]> git.ipfire.org Git - thirdparty/gcc.git/commitdiff
x86: make better use of VBROADCASTSS / VPBROADCASTD
authorJan Beulich <jbeulich@suse.com>
Wed, 12 Jul 2023 10:14:08 +0000 (12:14 +0200)
committerJan Beulich <jbeulich@suse.com>
Wed, 12 Jul 2023 10:14:08 +0000 (12:14 +0200)
... in vec_dupv4sf / *vec_dupv4si. The respective broadcast insns are
never longer (yet sometimes shorter) than the corresponding VSHUFPS /
VPSHUFD, due to the immediate operand of the shuffle insns balancing the
(uniform) need for VEX3 in the broadcast ones. When EVEX encoding is
respective the broadcast insns are always shorter.

Add new alternatives to cover the AVX2 and AVX512 cases as appropriate.

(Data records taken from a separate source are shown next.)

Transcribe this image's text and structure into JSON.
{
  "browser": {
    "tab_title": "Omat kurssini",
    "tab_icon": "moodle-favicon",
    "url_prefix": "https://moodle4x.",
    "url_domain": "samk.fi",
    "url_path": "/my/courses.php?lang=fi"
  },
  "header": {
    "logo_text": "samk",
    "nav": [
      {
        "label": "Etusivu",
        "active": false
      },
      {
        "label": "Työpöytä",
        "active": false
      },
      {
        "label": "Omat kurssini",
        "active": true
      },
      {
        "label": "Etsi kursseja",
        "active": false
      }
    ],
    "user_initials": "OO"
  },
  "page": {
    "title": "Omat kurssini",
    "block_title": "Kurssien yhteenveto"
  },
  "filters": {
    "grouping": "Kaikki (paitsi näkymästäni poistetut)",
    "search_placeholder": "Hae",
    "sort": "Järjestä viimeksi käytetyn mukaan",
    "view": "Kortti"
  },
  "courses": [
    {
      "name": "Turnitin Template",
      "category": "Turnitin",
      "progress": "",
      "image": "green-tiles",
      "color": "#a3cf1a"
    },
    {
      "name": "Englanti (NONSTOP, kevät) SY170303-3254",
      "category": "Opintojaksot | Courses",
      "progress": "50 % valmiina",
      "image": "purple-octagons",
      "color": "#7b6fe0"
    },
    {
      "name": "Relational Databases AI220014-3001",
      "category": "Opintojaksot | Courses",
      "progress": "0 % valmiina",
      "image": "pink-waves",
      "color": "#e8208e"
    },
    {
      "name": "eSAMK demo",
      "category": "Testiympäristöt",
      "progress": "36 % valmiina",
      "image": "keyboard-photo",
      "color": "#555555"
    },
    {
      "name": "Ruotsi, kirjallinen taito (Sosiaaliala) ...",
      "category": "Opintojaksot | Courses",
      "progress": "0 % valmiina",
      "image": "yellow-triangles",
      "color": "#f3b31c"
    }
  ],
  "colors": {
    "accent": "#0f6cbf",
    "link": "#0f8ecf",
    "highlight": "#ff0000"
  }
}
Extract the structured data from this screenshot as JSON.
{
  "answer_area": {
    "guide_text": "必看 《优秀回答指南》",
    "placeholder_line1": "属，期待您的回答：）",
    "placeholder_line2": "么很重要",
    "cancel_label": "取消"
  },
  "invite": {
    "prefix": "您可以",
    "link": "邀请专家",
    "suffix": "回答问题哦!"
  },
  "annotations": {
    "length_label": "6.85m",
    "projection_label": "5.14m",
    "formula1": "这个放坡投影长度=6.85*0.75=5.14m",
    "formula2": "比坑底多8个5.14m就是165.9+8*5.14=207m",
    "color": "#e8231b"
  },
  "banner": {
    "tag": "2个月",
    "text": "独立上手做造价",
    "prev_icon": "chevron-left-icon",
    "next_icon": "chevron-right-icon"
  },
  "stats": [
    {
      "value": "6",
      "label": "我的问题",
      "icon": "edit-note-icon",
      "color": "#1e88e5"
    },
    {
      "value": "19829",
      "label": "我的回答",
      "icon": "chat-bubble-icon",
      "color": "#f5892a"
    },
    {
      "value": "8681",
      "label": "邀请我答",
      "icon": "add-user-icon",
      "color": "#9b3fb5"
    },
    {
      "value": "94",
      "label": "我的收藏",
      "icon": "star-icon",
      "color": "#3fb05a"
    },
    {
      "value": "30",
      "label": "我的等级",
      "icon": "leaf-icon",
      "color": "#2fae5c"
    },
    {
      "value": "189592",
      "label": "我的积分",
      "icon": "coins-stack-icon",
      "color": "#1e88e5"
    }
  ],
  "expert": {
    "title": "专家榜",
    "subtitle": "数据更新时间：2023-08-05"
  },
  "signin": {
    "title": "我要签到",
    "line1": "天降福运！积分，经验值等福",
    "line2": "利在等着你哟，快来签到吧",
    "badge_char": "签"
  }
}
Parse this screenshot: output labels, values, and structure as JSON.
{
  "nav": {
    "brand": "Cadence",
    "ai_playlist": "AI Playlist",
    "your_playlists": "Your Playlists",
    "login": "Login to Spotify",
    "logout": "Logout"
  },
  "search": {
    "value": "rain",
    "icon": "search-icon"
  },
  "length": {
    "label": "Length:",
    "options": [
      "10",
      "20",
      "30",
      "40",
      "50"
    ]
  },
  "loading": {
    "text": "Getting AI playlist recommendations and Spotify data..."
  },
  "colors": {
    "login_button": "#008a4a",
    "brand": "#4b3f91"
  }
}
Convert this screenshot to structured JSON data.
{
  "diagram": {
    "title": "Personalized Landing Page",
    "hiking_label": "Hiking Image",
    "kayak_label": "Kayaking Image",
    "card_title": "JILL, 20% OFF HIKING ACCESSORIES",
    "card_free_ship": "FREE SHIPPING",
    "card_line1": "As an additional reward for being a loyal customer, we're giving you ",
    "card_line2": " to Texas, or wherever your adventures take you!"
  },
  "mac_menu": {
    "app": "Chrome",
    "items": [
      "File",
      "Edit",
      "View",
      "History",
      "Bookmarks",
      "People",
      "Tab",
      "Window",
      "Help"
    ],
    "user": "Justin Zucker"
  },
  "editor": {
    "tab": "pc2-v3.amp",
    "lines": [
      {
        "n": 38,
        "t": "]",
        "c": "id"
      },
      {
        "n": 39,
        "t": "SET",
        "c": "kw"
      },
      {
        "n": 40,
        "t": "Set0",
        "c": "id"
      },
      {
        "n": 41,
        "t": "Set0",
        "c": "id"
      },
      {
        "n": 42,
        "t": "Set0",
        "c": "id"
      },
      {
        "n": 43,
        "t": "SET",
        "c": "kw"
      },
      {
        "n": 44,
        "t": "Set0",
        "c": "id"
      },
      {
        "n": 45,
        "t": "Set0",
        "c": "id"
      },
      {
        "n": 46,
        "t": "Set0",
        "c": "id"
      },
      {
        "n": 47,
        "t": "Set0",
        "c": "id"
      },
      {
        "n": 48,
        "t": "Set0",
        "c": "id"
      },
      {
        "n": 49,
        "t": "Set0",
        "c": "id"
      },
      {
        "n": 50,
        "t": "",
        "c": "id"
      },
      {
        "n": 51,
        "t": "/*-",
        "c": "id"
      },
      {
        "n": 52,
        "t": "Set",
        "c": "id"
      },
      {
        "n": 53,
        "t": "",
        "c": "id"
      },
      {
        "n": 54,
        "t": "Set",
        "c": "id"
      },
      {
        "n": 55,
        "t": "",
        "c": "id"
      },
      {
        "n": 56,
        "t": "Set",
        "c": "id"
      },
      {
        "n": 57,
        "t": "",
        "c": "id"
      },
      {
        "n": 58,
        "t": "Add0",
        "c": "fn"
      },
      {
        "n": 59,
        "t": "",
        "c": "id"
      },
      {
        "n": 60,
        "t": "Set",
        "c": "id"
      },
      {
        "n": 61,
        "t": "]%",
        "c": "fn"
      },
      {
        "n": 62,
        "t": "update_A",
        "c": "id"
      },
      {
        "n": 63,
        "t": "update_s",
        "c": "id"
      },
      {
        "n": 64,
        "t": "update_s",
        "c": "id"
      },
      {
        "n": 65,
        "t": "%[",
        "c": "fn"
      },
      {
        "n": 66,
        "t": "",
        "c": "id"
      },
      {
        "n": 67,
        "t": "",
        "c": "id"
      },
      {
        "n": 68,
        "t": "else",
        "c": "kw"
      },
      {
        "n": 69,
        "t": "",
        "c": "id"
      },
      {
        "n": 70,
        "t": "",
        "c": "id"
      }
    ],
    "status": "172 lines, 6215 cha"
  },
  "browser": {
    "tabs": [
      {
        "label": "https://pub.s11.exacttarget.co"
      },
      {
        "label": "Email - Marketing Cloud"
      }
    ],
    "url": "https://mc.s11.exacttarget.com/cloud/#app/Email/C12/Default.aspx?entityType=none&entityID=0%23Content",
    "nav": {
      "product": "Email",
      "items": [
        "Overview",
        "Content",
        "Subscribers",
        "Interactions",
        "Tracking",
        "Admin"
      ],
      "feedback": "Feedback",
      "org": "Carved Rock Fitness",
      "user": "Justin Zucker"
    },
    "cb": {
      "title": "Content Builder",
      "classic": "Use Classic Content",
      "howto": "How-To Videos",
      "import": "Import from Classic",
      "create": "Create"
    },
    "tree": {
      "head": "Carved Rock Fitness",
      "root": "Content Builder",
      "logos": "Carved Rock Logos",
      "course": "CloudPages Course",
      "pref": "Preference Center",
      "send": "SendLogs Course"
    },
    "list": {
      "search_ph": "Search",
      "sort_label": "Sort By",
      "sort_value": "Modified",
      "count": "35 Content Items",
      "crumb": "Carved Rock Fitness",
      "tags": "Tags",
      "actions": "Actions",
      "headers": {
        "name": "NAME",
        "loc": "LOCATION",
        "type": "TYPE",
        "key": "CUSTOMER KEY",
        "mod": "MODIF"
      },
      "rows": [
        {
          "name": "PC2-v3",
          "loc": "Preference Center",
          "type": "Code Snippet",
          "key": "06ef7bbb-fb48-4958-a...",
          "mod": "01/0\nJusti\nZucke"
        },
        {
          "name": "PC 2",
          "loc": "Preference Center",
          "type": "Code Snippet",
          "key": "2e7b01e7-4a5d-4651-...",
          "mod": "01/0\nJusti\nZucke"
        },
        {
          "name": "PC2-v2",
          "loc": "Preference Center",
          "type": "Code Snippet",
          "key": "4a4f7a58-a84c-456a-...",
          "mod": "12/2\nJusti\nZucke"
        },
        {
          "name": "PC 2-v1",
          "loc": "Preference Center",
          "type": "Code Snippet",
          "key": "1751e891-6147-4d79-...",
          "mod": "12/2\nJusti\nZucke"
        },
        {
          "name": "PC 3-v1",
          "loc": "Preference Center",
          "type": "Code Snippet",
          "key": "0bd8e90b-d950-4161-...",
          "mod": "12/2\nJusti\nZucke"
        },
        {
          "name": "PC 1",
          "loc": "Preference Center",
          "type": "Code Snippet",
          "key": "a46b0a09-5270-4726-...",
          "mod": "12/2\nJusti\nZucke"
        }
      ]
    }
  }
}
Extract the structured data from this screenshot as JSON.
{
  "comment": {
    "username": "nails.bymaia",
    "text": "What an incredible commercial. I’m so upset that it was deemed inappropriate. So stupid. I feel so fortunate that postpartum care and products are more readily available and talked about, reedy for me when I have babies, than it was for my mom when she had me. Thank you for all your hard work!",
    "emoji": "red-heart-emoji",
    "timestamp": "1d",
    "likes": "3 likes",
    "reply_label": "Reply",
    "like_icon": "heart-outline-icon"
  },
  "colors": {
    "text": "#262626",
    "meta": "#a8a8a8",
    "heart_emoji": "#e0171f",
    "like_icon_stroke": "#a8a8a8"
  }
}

While touching this anyway, switch to consistently using "sseshuf1" in
the "type" attributes for all shuffle forms.

gcc/

* config/i386/sse.md (vec_dupv4sf): Make first alternative use
vbroadcastss for AVX2. New AVX512F alternative.
(*vec_dupv4si): New AVX2 and AVX512F alternatives using
vpbroadcastd. Replace sselog1 by sseshuf1 in "type" attribute.

gcc/testsuite/

* gcc.target/i386/avx2-dupv4sf.c: New test.
* gcc.target/i386/avx2-dupv4si.c: Likewise.
* gcc.target/i386/avx512f-dupv4sf.c: Likewise.
* gcc.target/i386/avx512f-dupv4si.c: Likewise.

gcc/config/i386/sse.md
gcc/testsuite/gcc.target/i386/avx2-dupv4sf.c [new file with mode: 0644]
gcc/testsuite/gcc.target/i386/avx2-dupv4si.c [new file with mode: 0644]
gcc/testsuite/gcc.target/i386/avx512f-dupv4sf.c [new file with mode: 0644]
gcc/testsuite/gcc.target/i386/avx512f-dupv4si.c [new file with mode: 0644]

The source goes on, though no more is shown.